Halte au béton vert. Pour vivre caché dans son jardin secret, entourons-nous de plantes à croquer. Mode d’emploi pour créer des haies aussi gourmandes que diversifiées.
On en trouve dans la quasi-totalité des jardins de France. Leur nom : les troènes, les thuyas et les cyprès de Leyland. Ces espèces ont accompagné le développement des territoires périurbains français depuis les années 1930. Selon une passionnante enquête sociologique publiée sur le sujet en 2010, on trouverait aujourd’hui plusieurs centaines de millions de ces arbres dans nos jardins !
Taillées chaque année, ces espèces à croissance rapide et au feuillage persistant deviennent de véritables cloisons. Parfait donc quand on ne peut pas encadrer son voisin. Le problème, c’est que ces haies ne fleurissent pas et sont trop denses pour accueillir la faune locale, qui préfère de loin les haies vives et diversifiées. Pire, leurs feuilles sont difficilement compostables voire parfois carrément toxiques. À tel point qu’on les surnomme les murs ou les bétons verts. Tout est dit !

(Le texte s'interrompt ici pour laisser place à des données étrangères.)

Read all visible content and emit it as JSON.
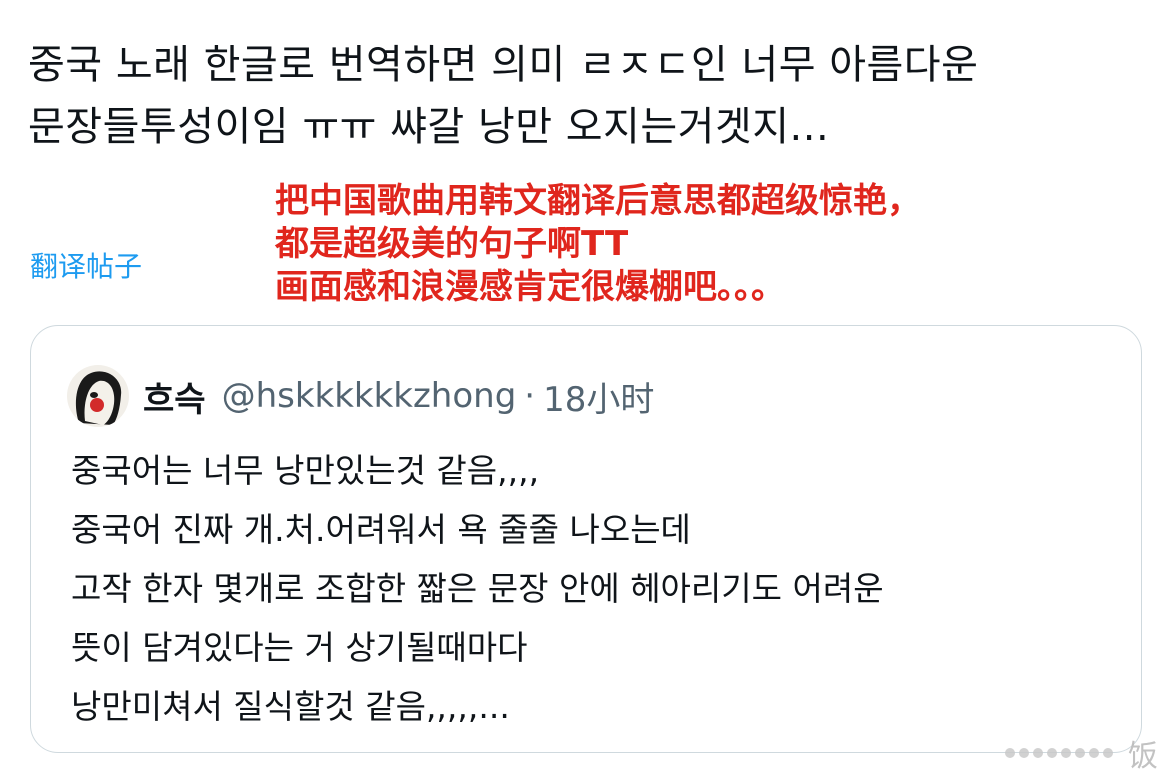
{
  "tweet": {
    "text_lines": [
      "중국 노래 한글로 번역하면 의미 ㄹㅈㄷ인 너무 아름다운",
      "문장들투성이임 ㅠㅠ 쌰갈 낭만 오지는거겟지..."
    ],
    "translate_link": "翻译帖子"
  },
  "overlay": {
    "lines": [
      "把中国歌曲用韩文翻译后意思都超级惊艳，",
      "都是超级美的句子啊TT",
      "画面感和浪漫感肯定很爆棚吧。。。"
    ],
    "color": "#e0261d"
  },
  "quote": {
    "author_name": "흐슥",
    "handle": "@hskkkkkkzhong",
    "separator": "·",
    "time": "18小时",
    "body_lines": [
      "중국어는 너무 낭만있는것 같음,,,,",
      "중국어 진짜 개.처.어려워서 욕 줄줄 나오는데",
      "고작 한자 몇개로 조합한 짧은 문장 안에 헤아리기도 어려운",
      "뜻이 담겨있다는 거 상기될때마다",
      "낭만미쳐서 질식할것 같음,,,,,..."
    ]
  },
  "watermark": {
    "text": "饭"
  },
  "colors": {
    "link": "#1d9bf0",
    "text": "#0f1419",
    "secondary": "#536471",
    "border": "#cfd9de"
  }
}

De nombreux écologistes, botanistes et jardiniers tentent d’inverser la tendance. Nous sommes partis à la recherche de leurs conseils pour vous aider à concevoir des haies qui soient plus intéressantes, pour vous comme pour les autres animaux et plantes des jardins.
Faire le vide
Première étape : si votre jardin est déjà doté d’une haie, la solution est probablement de vous en débarrasser petit à petit, tronçon par tronçon. Pour ce faire, il va vous falloir couper les arbres et les branches, puis laisser les souches en place (en y injectant éventuellement du lait ou du vinaigre pour s’assurer qu’elles ne repartent pas). Vous pourrez ensuite planter de nouveaux arbres entre les souches.

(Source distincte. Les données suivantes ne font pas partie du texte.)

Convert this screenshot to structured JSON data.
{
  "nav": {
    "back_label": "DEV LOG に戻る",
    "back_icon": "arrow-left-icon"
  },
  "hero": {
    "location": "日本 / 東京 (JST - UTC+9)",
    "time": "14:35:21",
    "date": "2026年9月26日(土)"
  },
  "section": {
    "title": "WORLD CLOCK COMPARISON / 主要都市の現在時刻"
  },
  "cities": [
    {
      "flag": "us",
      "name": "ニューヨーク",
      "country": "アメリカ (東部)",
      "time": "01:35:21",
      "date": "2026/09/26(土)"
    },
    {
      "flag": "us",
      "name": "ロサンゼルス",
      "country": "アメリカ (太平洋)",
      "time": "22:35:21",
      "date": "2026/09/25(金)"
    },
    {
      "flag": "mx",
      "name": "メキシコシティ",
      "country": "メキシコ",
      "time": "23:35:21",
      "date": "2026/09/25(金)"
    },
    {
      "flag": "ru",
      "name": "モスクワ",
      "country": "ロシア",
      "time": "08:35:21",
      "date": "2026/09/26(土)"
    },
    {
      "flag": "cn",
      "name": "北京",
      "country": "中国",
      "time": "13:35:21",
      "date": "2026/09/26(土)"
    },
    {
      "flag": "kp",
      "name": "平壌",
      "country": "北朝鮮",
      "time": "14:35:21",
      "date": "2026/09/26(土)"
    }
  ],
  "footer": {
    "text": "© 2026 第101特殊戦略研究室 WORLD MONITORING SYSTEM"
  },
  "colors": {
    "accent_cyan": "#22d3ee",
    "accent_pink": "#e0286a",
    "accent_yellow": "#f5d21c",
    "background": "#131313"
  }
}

L’association les Haies vives d’Alsace a réalisé un petit guide très bien fait à ce sujet, où l’on trouve de nombreux comptes-rendus d’expériences. On y lit par exemple : J’ai un jardin avec cinq rangées de thuyas et j’en ai déjà enlevé une en la remplaçant par des framboisiers. J’aimerais en enlever une autre de 23 thuyas, soit environ 15 m. De l’autre côté de la haie, il y a un jardin et les thuyas faisaient de l’ombre et plus rien ne poussait correctement. Le fait d’avoir enlevé cette haie a donné de la lumière. Le voisin aussi était content de cette initiative, dans son jardin potager il y a de l’air et du soleil maintenant…

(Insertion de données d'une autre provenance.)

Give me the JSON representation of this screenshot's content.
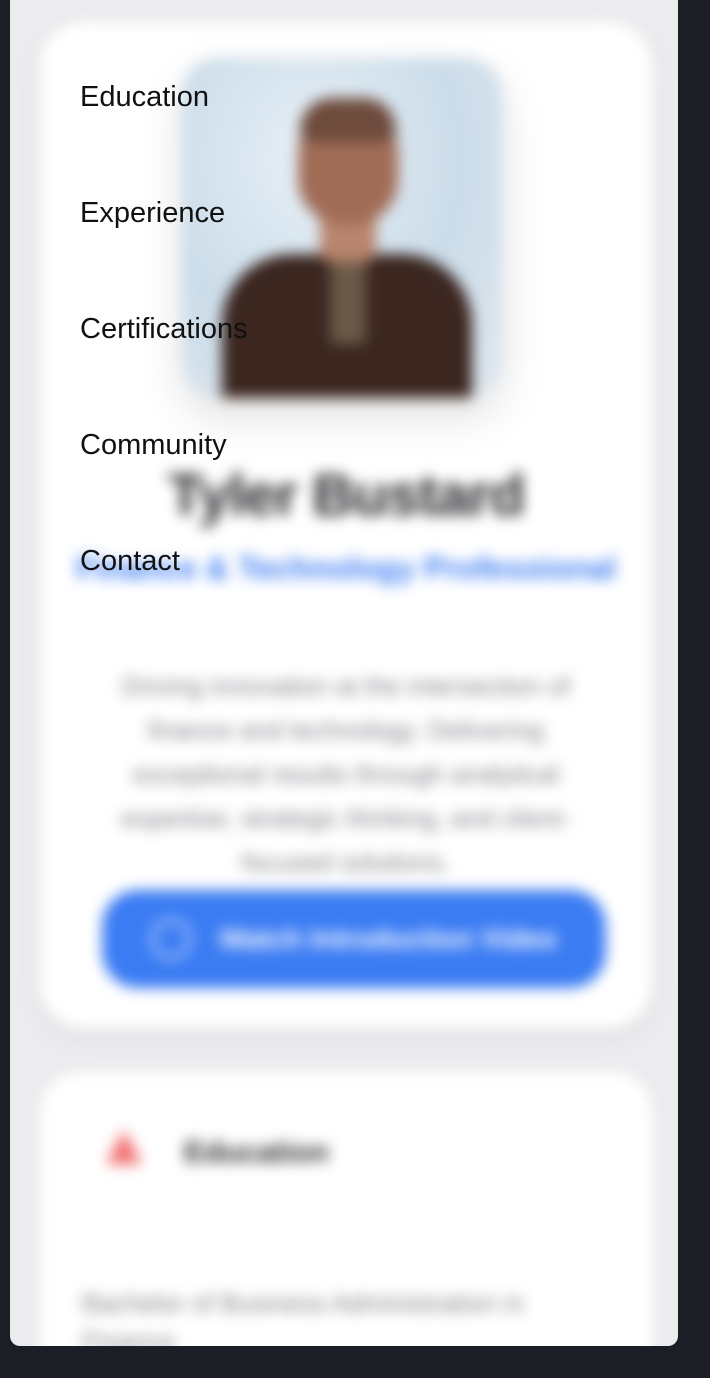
{
  "nav": {
    "items": [
      {
        "label": "Education"
      },
      {
        "label": "Experience"
      },
      {
        "label": "Certifications"
      },
      {
        "label": "Community"
      },
      {
        "label": "Contact"
      }
    ]
  },
  "hero": {
    "name": "Tyler Bustard",
    "role": "Finance & Technology Professional",
    "bio": "Driving innovation at the intersection of finance and technology. Delivering exceptional results through analytical expertise, strategic thinking, and client-focused solutions.",
    "video_button_label": "Watch Introduction Video"
  },
  "education": {
    "heading": "Education",
    "degree": "Bachelor of Business Administration in Finance"
  },
  "colors": {
    "accent": "#3b7cf3",
    "education_icon": "#f26d6d",
    "frame": "#1b1f25",
    "page_background": "#ececef"
  }
}
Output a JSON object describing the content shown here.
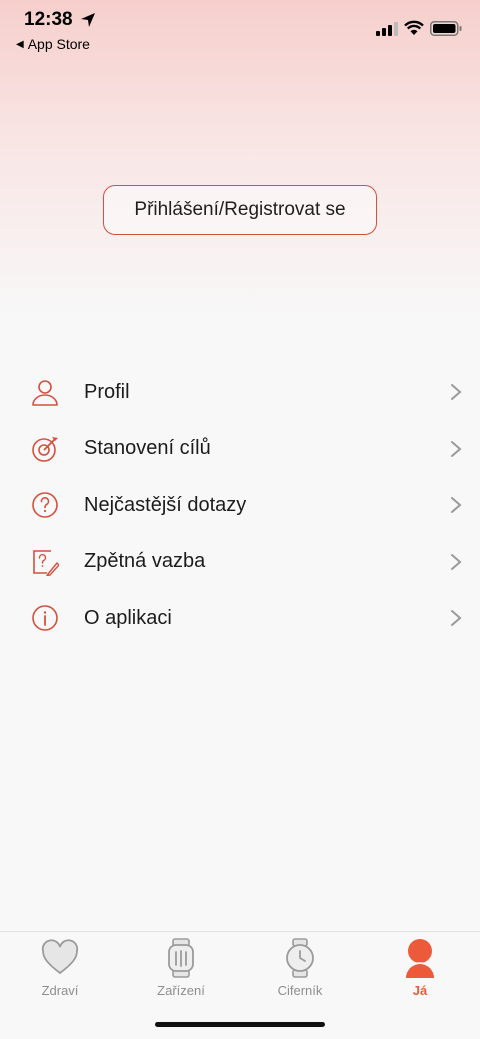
{
  "status_bar": {
    "time": "12:38",
    "back_label": "App Store",
    "icons": [
      "location-arrow-icon",
      "signal-icon",
      "wifi-icon",
      "battery-icon"
    ]
  },
  "login_button": {
    "label": "Přihlášení/Registrovat se"
  },
  "menu": {
    "items": [
      {
        "label": "Profil",
        "icon": "person-icon"
      },
      {
        "label": "Stanovení cílů",
        "icon": "target-icon"
      },
      {
        "label": "Nejčastější dotazy",
        "icon": "question-icon"
      },
      {
        "label": "Zpětná vazba",
        "icon": "feedback-icon"
      },
      {
        "label": "O aplikaci",
        "icon": "info-icon"
      }
    ]
  },
  "tabbar": {
    "tabs": [
      {
        "label": "Zdraví",
        "icon": "heart-icon",
        "active": false
      },
      {
        "label": "Zařízení",
        "icon": "watch-band-icon",
        "active": false
      },
      {
        "label": "Ciferník",
        "icon": "watch-face-icon",
        "active": false
      },
      {
        "label": "Já",
        "icon": "user-icon",
        "active": true
      }
    ]
  },
  "colors": {
    "accent": "#d4503f",
    "active_tab": "#ec5a3a",
    "inactive_tab": "#8e8e8e",
    "gradient_top": "#f6cfcc"
  }
}
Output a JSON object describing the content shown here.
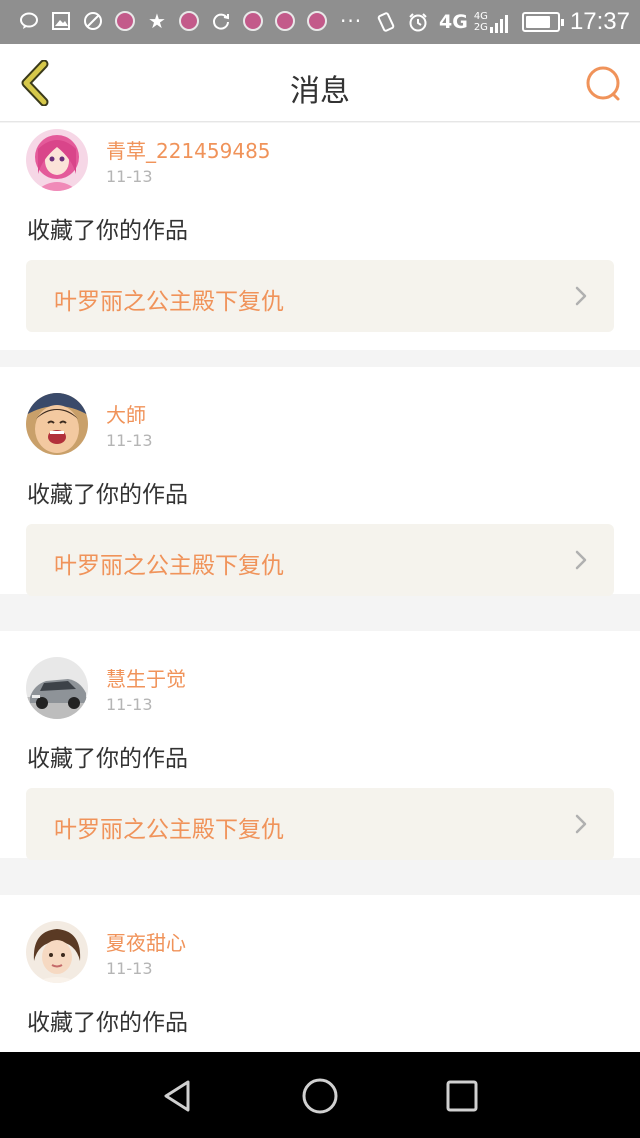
{
  "status_bar": {
    "network": "4G",
    "network_secondary": [
      "4G",
      "2G"
    ],
    "time": "17:37",
    "icons": [
      "chat-icon",
      "image-icon",
      "mute-icon",
      "lotus-app-icon",
      "star-icon",
      "lotus-app-icon",
      "sync-icon",
      "lotus-app-icon",
      "lotus-app-icon",
      "lotus-app-icon",
      "more-icon",
      "vibrate-icon",
      "alarm-icon",
      "signal-icon",
      "battery-icon"
    ],
    "battery_level": 0.8
  },
  "header": {
    "title": "消息",
    "back_icon": "chevron-left-icon",
    "search_icon": "search-icon"
  },
  "messages": [
    {
      "username": "青草_221459485",
      "date": "11-13",
      "action": "收藏了你的作品",
      "work_title": "叶罗丽之公主殿下复仇",
      "avatar": "anime-pink-hair"
    },
    {
      "username": "大師",
      "date": "11-13",
      "action": "收藏了你的作品",
      "work_title": "叶罗丽之公主殿下复仇",
      "avatar": "laughing-baby"
    },
    {
      "username": "慧生于觉",
      "date": "11-13",
      "action": "收藏了你的作品",
      "work_title": "叶罗丽之公主殿下复仇",
      "avatar": "silver-car"
    },
    {
      "username": "夏夜甜心",
      "date": "11-13",
      "action": "收藏了你的作品",
      "avatar": "portrait-girl"
    }
  ],
  "colors": {
    "accent": "#f0935a",
    "link_bg": "#f5f3ed",
    "back_icon": "#b8a832",
    "separator": "#f4f4f4"
  },
  "nav_bar": {
    "buttons": [
      "back-triangle-icon",
      "home-circle-icon",
      "recents-square-icon"
    ]
  }
}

Haie à la mode thuyas mais en mieux
Une seule haie haute vous manque et votre jardin vous semble dépeuplé. Si c’est votre cas, le formateur en permaculture Franck Nathié a la solution pour vous. Il conseille de planter en haie des arbres fruitiers et de les gérer comme une vulgaire haie de troènes. Il nous a expliqué : Chez moi, nous taillons les arbres fruitiers au taille-haie, comme pour un troène. Et ça fonctionne très bien, les arbres sont très productifs. On peut le faire avec des noisetiers, des cognassiers, des poiriers, des pommiers… Il faut éviter avec les fruits à noyaux en revanche. Les arbres que vous plantez vont mettre trois à quatre ans à devenir productifs, mais on peut mettre en terre alternativement des fraises, framboises, et du cassis pour récolter dès la première année. On peut ajouter des plantes comme la consoude naine pour ne pas avoir à entretenir le sol et éviter l’apparition de ronces ou liserons.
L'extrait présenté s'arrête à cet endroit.